Sous un éventuel gouvernement Trump, l’administration « devra éradiquer, absolument partout, les références aux changements climatiques ». C’est la référence la plus directe à de la censure des faits scientifiques qu’on peut trouver dans les vidéos de formation des futurs fonctionnaires, vidéos produites par le Projet 2025, un « guide » de ce à quoi pourrait ressembler l’année 2025 à Washington.
Ces vidéos ont été obtenues par les magazines d’enquête Pro Publica et Documented. Le « Projet 2025 », qui était connu jusqu’ici comme un document de près de 900 pages publié à l’été 2023, est le fruit d’un groupe qui, piloté par la Fondation Heritage —un influent groupe de réflexion conservateur qui a été proche de tous les gouvernements républicains des quatre dernières décennies— entend à présent piloter une deuxième présidence Trump.
Dans le document de l’an dernier intitulé Mandate for Leadership, on parle de remplacer des milliers de fonctionnaires par des employés qui seraient aux ordres du parti républicain, d’abolir le ministère fédéral de l’Éducation, de charcuter le ministère de la Justice et d’accorder les pleins pouvoirs au président —y compris le pouvoir d’invoquer une loi sur l’insurrection remontant à 1807, dans le but de déployer l’armée sur le territoire américain. Le parti démocrate dénonce le Projet 2025 depuis quelques mois, et le parti républicain tente de prendre ses distances.
En général, les vidéos sur lesquelles les journalistes ont mis la main ne font que confirmer le contenu du document en question. Mais elles réussissent malgré tout à surprendre, notent les journalistes. Ainsi, dans la vidéo recommandant « l’éradication » de la notion de changements climatiques, on peut aussi entendre la militante républicaine Bethany Kozma, qui a travaillé sous Trump, nier la gravité de la crise climatique, mais surtout réduire le « mouvement » de lutte aux changements climatiques à une stratégie pour « contrôler la population ».

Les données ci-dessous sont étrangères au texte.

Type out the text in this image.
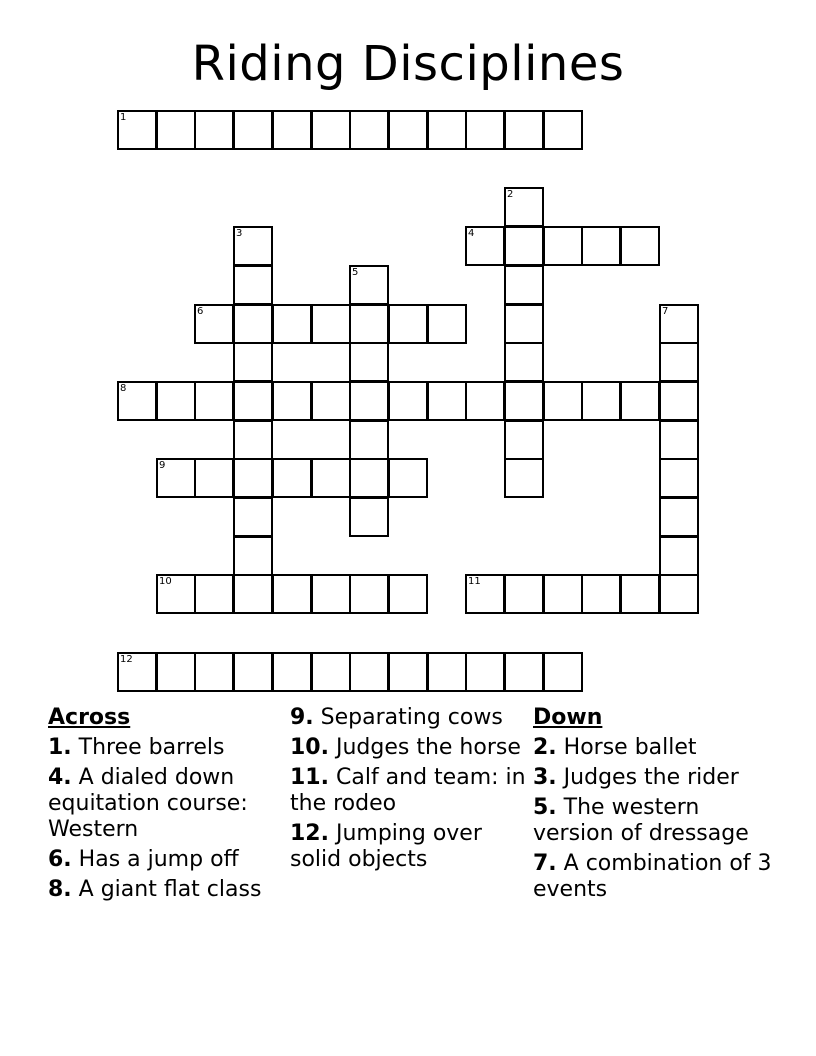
Riding Disciplines
1
2
3	4
5
6	7
8
9
10	11
12
Across
1. Three barrels
4. A dialed down equitation course: Western
6. Has a jump off
8. A giant flat class
9. Separating cows
10. Judges the horse
11. Calf and team: in the rodeo
12. Jumping over solid objects
Down
2. Horse ballet
3. Judges the rider
5. The western version of dressage
7. A combination of 3 events
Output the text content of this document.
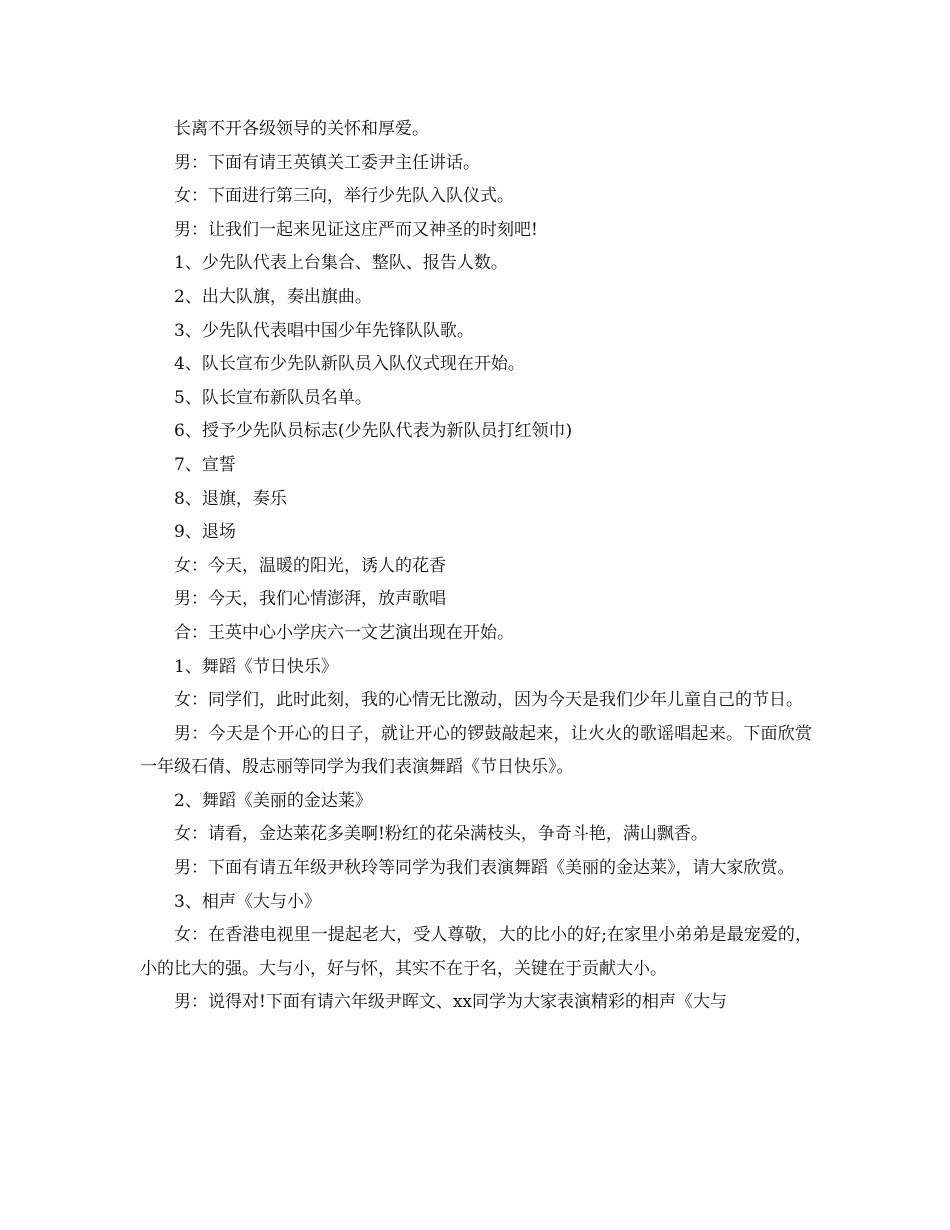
长离不开各级领导的关怀和厚爱。

男：下面有请王英镇关工委尹主任讲话。

女：下面进行第三向，举行少先队入队仪式。

男：让我们一起来见证这庄严而又神圣的时刻吧!

1、少先队代表上台集合、整队、报告人数。

2、出大队旗，奏出旗曲。

3、少先队代表唱中国少年先锋队队歌。

4、队长宣布少先队新队员入队仪式现在开始。

5、队长宣布新队员名单。

6、授予少先队员标志(少先队代表为新队员打红领巾)

7、宣誓

8、退旗，奏乐

9、退场

女：今天，温暖的阳光，诱人的花香

男：今天，我们心情澎湃，放声歌唱

合：王英中心小学庆六一文艺演出现在开始。

1、舞蹈《节日快乐》

女：同学们，此时此刻，我的心情无比激动，因为今天是我们少年儿童自己的节日。

男：今天是个开心的日子，就让开心的锣鼓敲起来，让火火的歌谣唱起来。下面欣赏一年级石倩、殷志丽等同学为我们表演舞蹈《节日快乐》。

2、舞蹈《美丽的金达莱》

女：请看，金达莱花多美啊!粉红的花朵满枝头，争奇斗艳，满山飘香。

男：下面有请五年级尹秋玲等同学为我们表演舞蹈《美丽的金达莱》，请大家欣赏。

3、相声《大与小》

女：在香港电视里一提起老大，受人尊敬，大的比小的好;在家里小弟弟是最宠爱的，小的比大的强。大与小，好与怀，其实不在于名，关键在于贡献大小。

男：说得对!下面有请六年级尹晖文、xx同学为大家表演精彩的相声《大与
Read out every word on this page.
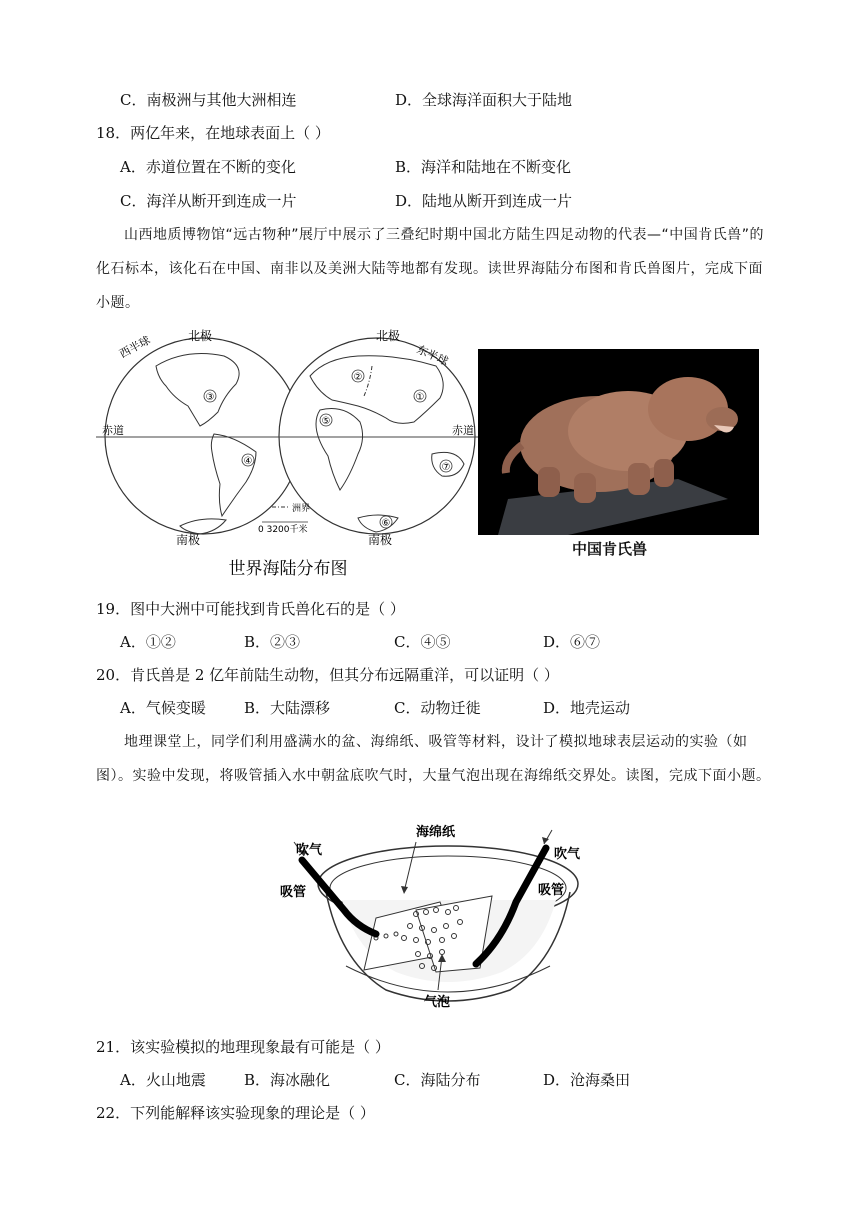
C．南极洲与其他大洲相连	D．全球海洋面积大于陆地
18．两亿年来，在地球表面上（ ）
A．赤道位置在不断的变化	B．海洋和陆地在不断变化
C．海洋从断开到连成一片	D．陆地从断开到连成一片
山西地质博物馆“远古物种”展厅中展示了三叠纪时期中国北方陆生四足动物的代表—“中国肯氏兽”的化石标本，该化石在中国、南非以及美洲大陆等地都有发现。读世界海陆分布图和肯氏兽图片，完成下面小题。
①
②
③
④
⑤
⑥
⑦
北极	北极
西半球	东半球
赤道	赤道
南极	南极
洲界
0 3200千米
世界海陆分布图
中国肯氏兽
19．图中大洲中可能找到肯氏兽化石的是（ ）
A．①②	B．②③	C．④⑤	D．⑥⑦
20．肯氏兽是 2 亿年前陆生动物，但其分布远隔重洋，可以证明（ ）
A．气候变暖	B．大陆漂移	C．动物迁徙	D．地壳运动
地理课堂上，同学们利用盛满水的盆、海绵纸、吸管等材料，设计了模拟地球表层运动的实验（如图）。实验中发现，将吸管插入水中朝盆底吹气时，大量气泡出现在海绵纸交界处。读图，完成下面小题。
海绵纸
吹气	吹气
吸管	吸管
气泡
21．该实验模拟的地理现象最有可能是（ ）
A．火山地震	B．海冰融化	C．海陆分布	D．沧海桑田
22．下列能解释该实验现象的理论是（ ）
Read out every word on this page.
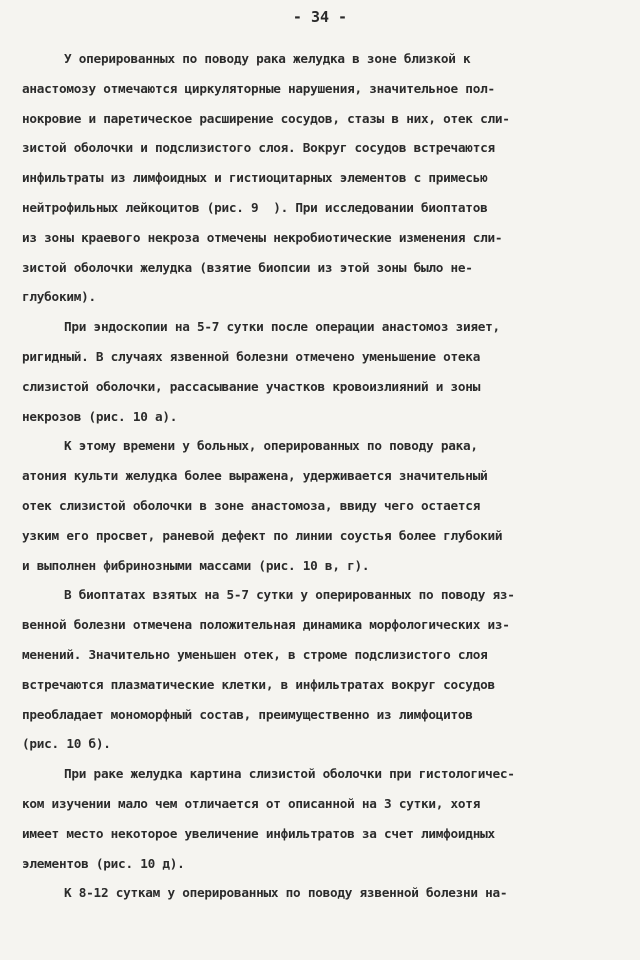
- 34 -
У оперированных по поводу рака желудка в зоне близкой к
анастомозу отмечаются циркуляторные нарушения, значительное пол-
нокровие и паретическое расширение сосудов, стазы в них, отек сли-
зистой оболочки и подслизистого слоя. Вокруг сосудов встречаются
инфильтраты из лимфоидных и гистиоцитарных элементов с примесью
нейтрофильных лейкоцитов (рис. 9  ). При исследовании биоптатов
из зоны краевого некроза отмечены некробиотические изменения сли-
зистой оболочки желудка (взятие биопсии из этой зоны было не-
глубоким).
При эндоскопии на 5-7 сутки после операции анастомоз зияет,
ригидный. В случаях язвенной болезни отмечено уменьшение отека
слизистой оболочки, рассасывание участков кровоизлияний и зоны
некрозов (рис. 10 а).
К этому времени у больных, оперированных по поводу рака,
атония культи желудка более выражена, удерживается значительный
отек слизистой оболочки в зоне анастомоза, ввиду чего остается
узким его просвет, раневой дефект по линии соустья более глубокий
и выполнен фибринозными массами (рис. 10 в, г).
В биоптатах взятых на 5-7 сутки у оперированных по поводу яз-
венной болезни отмечена положительная динамика морфологических из-
менений. Значительно уменьшен отек, в строме подслизистого слоя
встречаются плазматические клетки, в инфильтратах вокруг сосудов
преобладает мономорфный состав, преимущественно из лимфоцитов
(рис. 10 б).
При раке желудка картина слизистой оболочки при гистологичес-
ком изучении мало чем отличается от описанной на 3 сутки, хотя
имеет место некоторое увеличение инфильтратов за счет лимфоидных
элементов (рис. 10 д).
К 8-12 суткам у оперированных по поводу язвенной болезни на-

Cette crainte surgit régulièrement, depuis des années, dans des théories du complot qui choisissent d’écarter les données scientifiques pour leur préférer des stratégies imaginaires (comme l’interdiction de la viande, des voyages en avion, etc.). Mais il est plus rare de la retrouver dans un document qui se présente comme ayant été rédigé par une cohorte d’intellectuels.
Kozma s’émeut notamment que les agences américaines du Renseignement aient désigné en 2021 les changements climatiques comme une « menace à la stabilité », dans un rapport sur les défis mondiaux des deux prochaines décennies. Or, de nombreux autres gouvernements (dont le Canada) ont eux aussi identifié depuis des années que l’augmentation des sécheresses, des canicules, des tempêtes majeures, des inondations et des feux de forêt, en provoquant des pénuries alimentaires ou des déplacements de population, allaient inévitablement être des facteurs susceptibles d’exacerber les tensions, régionales ou internationales.
La série de 23 vidéos, totalisant 14 heures, a été produite pour « former » les fonctionnaires qui seraient embauchés par un éventuel gouvernement républicain cet hiver : rien que dans le secteur environnemental, les recommandations incluent le démantèlement partiel de l’Agence de protection de l’environnement, de la plupart des politiques environnementales actuelles et des politiques chapeautant la transition vers les énergies vertes. La semaine dernière, un rapport publié par un groupe de promotion des énergies vertes évaluait que ces actions ajouteraient 2,7 milliards de CO2 d’ici 2030, par rapport aux cibles que s’était fixées le gouvernement Biden.
Bien que Donald Trump ait déclaré en juillet ne pas connaître le Projet 2025 ni les gens qui sont derrière, une compilation des 36 personnes s’exprimant dans ces vidéos révèle que 29 ont travaillé dans son gouvernement (2016-2020). Par ailleurs, plusieurs des auteurs du document de l’an dernier ont été des proches collaborateurs du président Trump, ou sont des personnalités influentes du parti républicain, ou ont continué de côtoyer l’ex-président ces dernières années.